CB: Essa decisão foi tomada pelo Supremo Tribunal Federal – STF em 13 de novembro de 2014, ao julgar um recurso de um banco oficial, referente a uma reclamação trabalhista. O STF alterou o entendimento anterior do Poder Judiciário, que vigorava há décadas, tendo decidido que é inconstitucional o prazo prescricional de 30 anos estabelecido pela Lei nº 8.036/90 (art. 23, § 5º) para que possam ser cobrados os depósitos do FGTS. Considerou-o contrário à Constituição (art. 7º, inciso XXIX), a qual estabelece que o trabalhador tem cinco anos para reclamar os direitos trabalhistas, a partir da data em que forem descumpridos.
A nova interpretação do Judiciário vale para os depósitos do FGTS que forem vencendo desde 14 de novembro de 2014. Para os recolhimentos que haviam vencido até 13/11/14, o Supremo estabeleceu um prazo prescricional de transição, de 30 anos, que tem por limite o dia 13 de novembro de 2019, caso sua contagem ultrapasse essa data.
Antes da referida decisão, era aplicada a prescrição trintenária, por se tratar de norma mais benéfica para o trabalhador, conforme estabelece a Constituição: “Art. 7º São direitos dos trabalhadores urbanos e rurais, além de outros que visem à melhoria de sua condição social”.
De que maneira ela vai influenciar na atuação do Auditor-Fiscal do Trabalho?

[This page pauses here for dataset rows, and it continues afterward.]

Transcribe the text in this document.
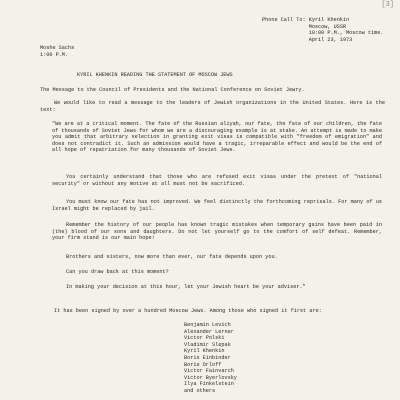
[3]
Phone Call To: Kyril Khenkin
Moscow, USSR
10:00 P.M., Moscow time.
April 23, 1973
Moshe Sachs
1:00 P.M.
KYRIL KHENKIN READING THE STATEMENT OF MOSCOW JEWS
The Message to the Council of Presidents and the National Conference on Soviet Jewry.
We would like to read a message to the leaders of Jewish organizations in the United States. Here is the text:
"We are at a critical moment. The fate of the Russian aliyah, our fate, the fate of our children, the fate of thousands of Soviet Jews for whom we are a discouraging example is at stake. An attempt is made to make you admit that arbitrary selection in granting exit visas is compatible with "freedom of emigration" and does not contradict it. Such an admission would have a tragic, irreparable effect and would be the end of all hope of repatriation for many thousands of Soviet Jews.
You certainly understand that those who are refused exit visas under the pretext of "national security" or without any motive at all must not be sacrificed.
You must know our fate has not improved. We feel distinctly the forthcoming reprisals. For many of us Israel might be replaced by jail.
Remember the history of our people has known tragic mistakes when temporary gains have been paid in (the) blood of our sons and daughters. Do not let yourself go to the comfort of self defeat. Remember, your firm stand is our main hope!
Brothers and sisters, now more than ever, our fate depends upon you.
Can you draw back at this moment?
In making your decision at this hour, let your Jewish heart be your adviser."
It has been signed by over a hundred Moscow Jews. Among those who signed it first are:
Benjamin Levich
Alexander Lerner
Victor Polski
Vladimir Slepak
Kyril Khenkin
Boris Einbinder
Boris Orloff
Victor Fainvarch
Victor Byerlovsky
Ilya Finkelstein
and others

CB: Há uma tendência ao aumento da sonegação do FGTS, pois a nova prescrição flui seis vezes mais rápido e exigirá da Auditoria-Fiscal do Trabalho um esforço proporcional, para que possa fiscalizar e cobrar os recolhimentos não efetuados desde 14 de novembro de 2014.
Além disso, e simultaneamente, caberá também à Auditoria-Fiscal do Trabalho fiscalizar os recolhimentos do FGTS em débito até 13 de novembro de 2014, cujo montante é estimado na casa de vários bilhões de reais e somente poderá ser exigido até 13 de novembro de 2019.
Quais essas implicações?
CB: Trata-se de dois desafios descomunais, que foram repentinamente impostos à Auditoria-Fiscal do Trabalho, e que, para o enfrentamento, a mesma, infelizmente, não está instrumentalizada.
Não será fácil fiscalizar e cobrar uma dívida do FGTS referente a mais de duas décadas em apenas quatro anos e, ainda por cima, simultaneamente, fazer o mesmo com as novas competências, que prescrevem seis vezes mais rápido.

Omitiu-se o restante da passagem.